PP Kagama bersama Kagama Fotografi kembali menggelar webinar lewat Zoom Meeting pada hari Sabtu (27/3/2021) jam 19.30 s/d 21.30 WIB. Pada seri 8 kali ini mengupas tuntas tentang foto jurnalistik, bersama fotografer penuh pengalaman Dwi Oblo. Sebagai moderator adalah Bronto Sumaryanto, dan berkenan memberikan kata sambutan Abdulhamid Dipopramono, Wasekjen PP Kagama dan Staf Khusus Menteri Perhubungan.

Dwi Oblo, narasumber utama

Dwi Oblo memulai paparannya dengan menjelaskan foto jurnalistik adalah merupakan salah satu cara untuk menyampaikan informasi, melalui medium fotografi yang dilengkapi dengan keterangan foto yang berfungsi untuk jembatan agar komunikasi fotografer dan penikmatnya lancar. Informasi yang disampaikan semakin cepat semakin baik. Kamera sebagai alat utama foto jurnalistik mempunyai sifat mekanik, maka hasil foto merupakan data visual yang abadi, sehingga bisa dipakai sebagai arsip atau dokumenter yang dibuat untuk tujuan tertentu.
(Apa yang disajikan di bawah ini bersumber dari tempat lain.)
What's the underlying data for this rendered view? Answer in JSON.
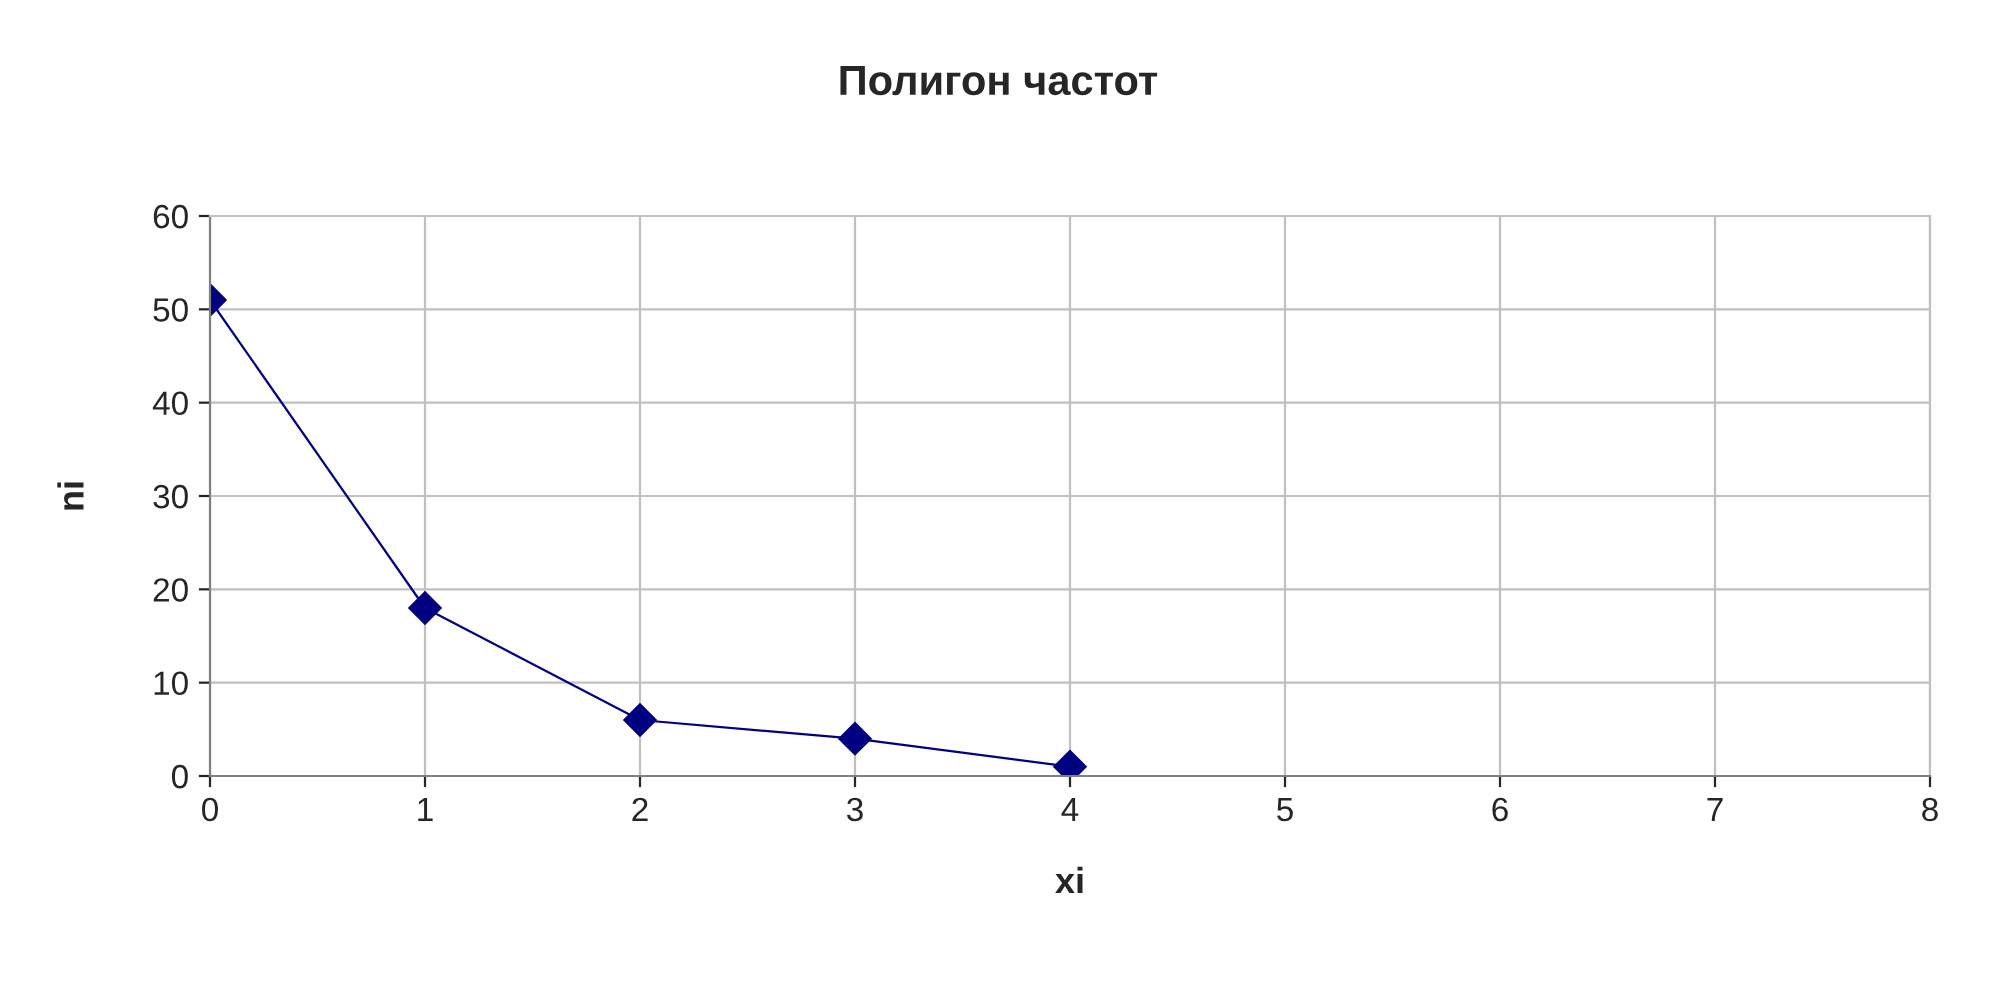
{
  "chart_data": {
    "type": "line",
    "title": "Полигон частот",
    "xlabel": "xi",
    "ylabel": "ni",
    "x": [
      0,
      1,
      2,
      3,
      4
    ],
    "series": [
      {
        "color": "#000080",
        "values": [
          51,
          18,
          6,
          4,
          1
        ]
      }
    ],
    "xlim": [
      0,
      8
    ],
    "xticks": [
      0,
      1,
      2,
      3,
      4,
      5,
      6,
      7,
      8
    ],
    "ylim": [
      0,
      60
    ],
    "yticks": [
      0,
      10,
      20,
      30,
      40,
      50,
      60
    ],
    "grid": true,
    "marker": "diamond",
    "line_style": "solid",
    "legend": false
  }
}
Foto-foto yang awalnya merupakan dokumenter itu, ketika akan dipublikasikan harus diseleksi sesuai dengan kebutuhan dan selalu akan berhadapan dengan redaktur. Redaktur foto akan memilih foto-foto yang kita buat sesuai dengan kebijaksanaan media dan halaman yang tersedia. Oleh sebab itu foto jurnalis bukan sebagai ‘tukang foto’ tetapi bagaimana foto yang kita buat bernilai lebih, sehingga prosesnya kadang menjadi lebih lama dan memakan beaya tinggi. Foto jurnalis dituntut harus kreatif, tidak begitu saja percaya pada satu informasi sehingga butuh riset mendalam.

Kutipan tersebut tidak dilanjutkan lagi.